In the latest of a string of challenges to Apple's iPhone, Google and T-Mobile on Tuesday introduced the first mobile phone powered by Google's Android software, which they hope will bring PC-like features to millions of cell phone users.
Like the iPhone, the G1 has a large touch screen. But it also packs a trackball, a slide-out keyboard, and easy access to Google's e-mail and mapping programs.
T-Mobile said it will begin selling the G1 for $179 with a two-year contract. The device hits U.S. stores Oct. 22.
The phone will be sold in T-Mobile stores only in the U.S. cities where the company has rolled out its faster, third-generation wireless data network. By launch, that will be 21 cities, including New York, Los Angeles, Houston and Miami. No areas in the Carolinas are expected to be covered by T-Mobile's 3G network by Oct. 22, according to the company's Web site.
In other areas, people will be able to buy the phone from T-Mobile's Web site. The phone does work on T-Mobile's slower data network, but it's optimized for the faster networks. It can also connect at Wi-Fi hot spots.
The data plan for the phone will cost $25 per month on top of the calling service, at the low end of the range for data plans at U.S. wireless carriers. And at $179, the G1 is $20 less than the least expensive iPhone in the U.S.
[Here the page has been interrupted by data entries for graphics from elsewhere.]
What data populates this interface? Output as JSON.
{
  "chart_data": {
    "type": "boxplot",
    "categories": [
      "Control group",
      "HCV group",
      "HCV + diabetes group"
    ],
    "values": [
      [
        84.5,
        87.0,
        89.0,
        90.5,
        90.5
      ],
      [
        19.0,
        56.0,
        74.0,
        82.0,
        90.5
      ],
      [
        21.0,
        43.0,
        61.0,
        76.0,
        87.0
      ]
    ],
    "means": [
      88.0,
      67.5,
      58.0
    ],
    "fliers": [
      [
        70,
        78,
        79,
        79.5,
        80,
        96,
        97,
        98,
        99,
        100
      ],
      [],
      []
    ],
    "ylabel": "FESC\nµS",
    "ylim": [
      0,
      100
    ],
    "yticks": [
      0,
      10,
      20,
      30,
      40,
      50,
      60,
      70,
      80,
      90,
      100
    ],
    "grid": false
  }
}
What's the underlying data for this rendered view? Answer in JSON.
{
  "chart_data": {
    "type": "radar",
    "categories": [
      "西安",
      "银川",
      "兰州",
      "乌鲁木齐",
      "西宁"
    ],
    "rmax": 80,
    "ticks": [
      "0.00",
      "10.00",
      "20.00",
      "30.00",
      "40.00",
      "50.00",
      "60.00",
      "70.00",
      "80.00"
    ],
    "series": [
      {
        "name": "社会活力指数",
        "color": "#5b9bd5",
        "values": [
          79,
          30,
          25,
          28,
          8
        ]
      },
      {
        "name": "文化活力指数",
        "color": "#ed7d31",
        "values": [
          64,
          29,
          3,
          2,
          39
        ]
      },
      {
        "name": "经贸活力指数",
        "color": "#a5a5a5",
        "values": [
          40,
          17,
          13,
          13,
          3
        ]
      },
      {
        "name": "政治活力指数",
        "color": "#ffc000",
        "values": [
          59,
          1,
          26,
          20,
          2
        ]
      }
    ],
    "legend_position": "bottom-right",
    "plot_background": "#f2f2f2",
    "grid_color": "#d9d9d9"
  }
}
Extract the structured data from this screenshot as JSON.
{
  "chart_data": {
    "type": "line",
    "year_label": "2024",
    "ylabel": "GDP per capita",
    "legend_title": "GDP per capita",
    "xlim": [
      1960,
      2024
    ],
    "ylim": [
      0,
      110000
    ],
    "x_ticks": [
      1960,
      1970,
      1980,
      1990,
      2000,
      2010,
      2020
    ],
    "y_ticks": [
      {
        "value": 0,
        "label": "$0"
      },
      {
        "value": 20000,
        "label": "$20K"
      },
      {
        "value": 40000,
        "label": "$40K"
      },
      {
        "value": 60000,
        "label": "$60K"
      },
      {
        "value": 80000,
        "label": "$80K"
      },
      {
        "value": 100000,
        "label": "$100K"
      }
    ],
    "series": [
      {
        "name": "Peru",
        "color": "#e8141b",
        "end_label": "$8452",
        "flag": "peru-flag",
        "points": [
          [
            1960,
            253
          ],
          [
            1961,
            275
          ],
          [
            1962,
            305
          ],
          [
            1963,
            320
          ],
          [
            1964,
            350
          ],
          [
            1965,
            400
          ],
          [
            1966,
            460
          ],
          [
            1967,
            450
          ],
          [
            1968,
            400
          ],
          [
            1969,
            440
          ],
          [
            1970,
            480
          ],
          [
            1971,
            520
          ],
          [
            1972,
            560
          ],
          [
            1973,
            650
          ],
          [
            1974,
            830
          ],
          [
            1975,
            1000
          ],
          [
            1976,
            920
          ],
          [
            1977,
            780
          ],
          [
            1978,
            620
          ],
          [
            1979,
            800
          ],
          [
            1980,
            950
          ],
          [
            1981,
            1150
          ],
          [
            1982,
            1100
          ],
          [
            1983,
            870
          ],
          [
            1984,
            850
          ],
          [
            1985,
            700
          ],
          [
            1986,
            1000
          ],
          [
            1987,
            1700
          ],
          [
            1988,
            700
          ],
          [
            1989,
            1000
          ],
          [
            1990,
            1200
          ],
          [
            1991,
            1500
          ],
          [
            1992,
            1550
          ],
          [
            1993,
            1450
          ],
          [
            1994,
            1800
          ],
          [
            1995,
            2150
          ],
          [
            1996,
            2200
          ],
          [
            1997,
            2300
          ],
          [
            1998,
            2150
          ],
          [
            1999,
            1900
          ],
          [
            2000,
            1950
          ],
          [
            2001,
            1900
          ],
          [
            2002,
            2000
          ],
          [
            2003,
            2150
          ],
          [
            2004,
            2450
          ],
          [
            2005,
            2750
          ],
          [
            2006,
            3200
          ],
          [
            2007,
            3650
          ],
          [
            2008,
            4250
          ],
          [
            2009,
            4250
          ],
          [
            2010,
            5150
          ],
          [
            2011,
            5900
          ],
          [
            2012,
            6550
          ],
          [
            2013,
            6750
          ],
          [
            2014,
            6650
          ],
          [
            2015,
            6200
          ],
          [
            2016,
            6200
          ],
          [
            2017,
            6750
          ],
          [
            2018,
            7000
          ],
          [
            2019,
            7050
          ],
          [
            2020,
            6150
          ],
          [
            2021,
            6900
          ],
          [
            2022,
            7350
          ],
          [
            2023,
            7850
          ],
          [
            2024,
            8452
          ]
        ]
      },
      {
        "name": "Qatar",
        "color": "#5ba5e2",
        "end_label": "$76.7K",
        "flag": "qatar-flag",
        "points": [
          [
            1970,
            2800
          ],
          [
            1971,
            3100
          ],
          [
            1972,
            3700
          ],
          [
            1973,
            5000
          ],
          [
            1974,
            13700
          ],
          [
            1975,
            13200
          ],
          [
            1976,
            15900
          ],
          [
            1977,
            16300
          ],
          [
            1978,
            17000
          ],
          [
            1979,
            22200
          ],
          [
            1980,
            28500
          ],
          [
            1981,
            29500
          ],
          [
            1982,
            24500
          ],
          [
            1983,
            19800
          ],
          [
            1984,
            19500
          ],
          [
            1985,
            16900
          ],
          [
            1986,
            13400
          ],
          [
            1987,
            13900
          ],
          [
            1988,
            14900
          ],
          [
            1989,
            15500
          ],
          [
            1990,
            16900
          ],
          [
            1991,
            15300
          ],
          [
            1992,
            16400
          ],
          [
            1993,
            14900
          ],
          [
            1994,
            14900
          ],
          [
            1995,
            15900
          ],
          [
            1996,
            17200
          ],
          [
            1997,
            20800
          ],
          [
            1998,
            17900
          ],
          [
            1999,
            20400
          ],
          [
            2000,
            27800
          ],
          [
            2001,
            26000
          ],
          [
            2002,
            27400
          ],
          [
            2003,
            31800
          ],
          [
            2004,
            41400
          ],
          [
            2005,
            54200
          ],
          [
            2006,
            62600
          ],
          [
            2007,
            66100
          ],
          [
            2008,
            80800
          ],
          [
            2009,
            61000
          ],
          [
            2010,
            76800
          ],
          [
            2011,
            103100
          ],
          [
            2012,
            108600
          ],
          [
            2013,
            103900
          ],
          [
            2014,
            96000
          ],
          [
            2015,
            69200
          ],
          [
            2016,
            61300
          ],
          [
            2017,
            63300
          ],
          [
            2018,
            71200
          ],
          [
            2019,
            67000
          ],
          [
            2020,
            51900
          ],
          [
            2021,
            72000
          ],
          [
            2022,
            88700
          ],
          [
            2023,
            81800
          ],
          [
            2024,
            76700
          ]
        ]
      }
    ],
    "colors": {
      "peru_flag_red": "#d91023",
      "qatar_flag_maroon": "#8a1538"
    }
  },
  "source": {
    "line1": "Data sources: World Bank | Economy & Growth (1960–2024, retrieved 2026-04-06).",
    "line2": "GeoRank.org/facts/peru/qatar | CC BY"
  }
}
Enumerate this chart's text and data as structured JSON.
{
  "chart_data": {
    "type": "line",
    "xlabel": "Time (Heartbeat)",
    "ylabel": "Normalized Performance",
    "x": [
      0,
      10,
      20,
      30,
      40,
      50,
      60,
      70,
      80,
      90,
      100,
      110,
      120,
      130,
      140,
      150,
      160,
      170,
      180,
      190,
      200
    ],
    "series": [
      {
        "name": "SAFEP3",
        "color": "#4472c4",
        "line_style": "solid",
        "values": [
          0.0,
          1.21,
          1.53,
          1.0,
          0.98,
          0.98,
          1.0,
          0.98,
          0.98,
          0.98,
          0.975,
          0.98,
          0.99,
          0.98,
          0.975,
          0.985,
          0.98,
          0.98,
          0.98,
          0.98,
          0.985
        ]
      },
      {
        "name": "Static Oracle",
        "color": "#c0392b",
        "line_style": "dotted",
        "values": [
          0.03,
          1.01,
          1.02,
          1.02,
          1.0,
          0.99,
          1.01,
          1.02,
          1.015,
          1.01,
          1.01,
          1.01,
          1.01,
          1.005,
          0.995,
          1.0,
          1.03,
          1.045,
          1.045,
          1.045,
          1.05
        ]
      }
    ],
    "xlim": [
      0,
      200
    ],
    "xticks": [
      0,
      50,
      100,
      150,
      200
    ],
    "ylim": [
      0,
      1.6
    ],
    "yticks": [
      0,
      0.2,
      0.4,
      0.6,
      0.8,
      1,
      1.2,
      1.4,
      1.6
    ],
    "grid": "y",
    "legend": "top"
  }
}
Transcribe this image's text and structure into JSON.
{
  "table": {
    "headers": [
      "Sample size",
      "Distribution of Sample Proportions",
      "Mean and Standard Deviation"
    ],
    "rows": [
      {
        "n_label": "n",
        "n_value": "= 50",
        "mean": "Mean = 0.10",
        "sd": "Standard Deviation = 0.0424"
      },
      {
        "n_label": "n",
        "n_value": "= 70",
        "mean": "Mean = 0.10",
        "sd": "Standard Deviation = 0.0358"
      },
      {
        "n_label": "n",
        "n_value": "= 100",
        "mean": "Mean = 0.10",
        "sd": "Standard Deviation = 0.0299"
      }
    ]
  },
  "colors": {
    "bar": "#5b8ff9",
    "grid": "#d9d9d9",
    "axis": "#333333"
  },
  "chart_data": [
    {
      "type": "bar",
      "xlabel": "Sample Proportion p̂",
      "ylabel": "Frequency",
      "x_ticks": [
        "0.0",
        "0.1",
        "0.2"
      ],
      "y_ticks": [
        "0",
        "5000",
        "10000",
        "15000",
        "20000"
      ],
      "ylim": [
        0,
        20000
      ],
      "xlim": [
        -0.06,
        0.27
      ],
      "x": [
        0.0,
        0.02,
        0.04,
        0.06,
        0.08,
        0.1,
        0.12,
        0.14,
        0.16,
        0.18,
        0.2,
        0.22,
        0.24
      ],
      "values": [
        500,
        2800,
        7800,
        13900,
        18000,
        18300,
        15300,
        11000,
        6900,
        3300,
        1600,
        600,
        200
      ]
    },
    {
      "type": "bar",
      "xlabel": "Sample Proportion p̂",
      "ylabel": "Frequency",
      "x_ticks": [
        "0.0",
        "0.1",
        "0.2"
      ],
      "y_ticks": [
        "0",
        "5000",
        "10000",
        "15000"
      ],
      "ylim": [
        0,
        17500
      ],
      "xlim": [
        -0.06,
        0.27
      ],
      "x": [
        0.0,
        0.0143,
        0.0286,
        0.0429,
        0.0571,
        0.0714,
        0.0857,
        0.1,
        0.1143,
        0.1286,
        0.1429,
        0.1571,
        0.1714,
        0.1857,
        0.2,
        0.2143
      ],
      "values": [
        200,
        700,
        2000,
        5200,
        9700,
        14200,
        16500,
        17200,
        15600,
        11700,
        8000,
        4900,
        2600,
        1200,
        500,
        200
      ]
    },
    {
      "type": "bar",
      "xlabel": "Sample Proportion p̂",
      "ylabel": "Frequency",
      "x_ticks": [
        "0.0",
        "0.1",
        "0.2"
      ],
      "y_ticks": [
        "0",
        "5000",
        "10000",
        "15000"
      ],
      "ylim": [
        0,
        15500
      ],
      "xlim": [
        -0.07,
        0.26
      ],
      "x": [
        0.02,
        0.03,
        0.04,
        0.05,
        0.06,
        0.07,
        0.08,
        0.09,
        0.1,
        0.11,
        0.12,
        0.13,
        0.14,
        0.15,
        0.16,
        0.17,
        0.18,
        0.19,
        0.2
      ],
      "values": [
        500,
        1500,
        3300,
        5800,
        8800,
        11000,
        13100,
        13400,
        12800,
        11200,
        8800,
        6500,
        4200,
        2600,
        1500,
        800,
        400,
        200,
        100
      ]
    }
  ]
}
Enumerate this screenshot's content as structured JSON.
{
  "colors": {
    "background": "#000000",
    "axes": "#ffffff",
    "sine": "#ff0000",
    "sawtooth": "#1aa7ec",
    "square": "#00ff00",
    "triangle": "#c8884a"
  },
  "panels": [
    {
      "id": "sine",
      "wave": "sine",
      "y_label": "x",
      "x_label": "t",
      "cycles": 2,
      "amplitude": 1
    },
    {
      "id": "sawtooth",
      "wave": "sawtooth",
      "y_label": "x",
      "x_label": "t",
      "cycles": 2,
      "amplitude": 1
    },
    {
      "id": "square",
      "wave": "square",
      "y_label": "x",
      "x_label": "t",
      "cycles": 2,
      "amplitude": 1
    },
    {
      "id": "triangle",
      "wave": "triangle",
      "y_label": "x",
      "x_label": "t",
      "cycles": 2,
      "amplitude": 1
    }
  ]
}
Android, the free software powering the G1, is crucial in Google's efforts to make its search engine as accessible on cell phones as it already is on personal computers. The company believes it eventually might make more money selling ads shown on mobile devices than the $20 billion it will make this year from ads on PCs.
Like the iPhone, the G1 has a high-resolution screen, making it easier to browse Web sites that haven't been specifically adapted for a cell phone. Unlike iPhones, BlackBerrys and most other high-end smart phones sold in the U.S., the G1 has a very limited ability to connect to corporate e-mail servers. That means the device's initial market is likely to be consumers.
The G1 doesn't do much that other high-end phones don't already do. But Google is counting on the device unleashing the creativity of software developers, who are free to write applications for it.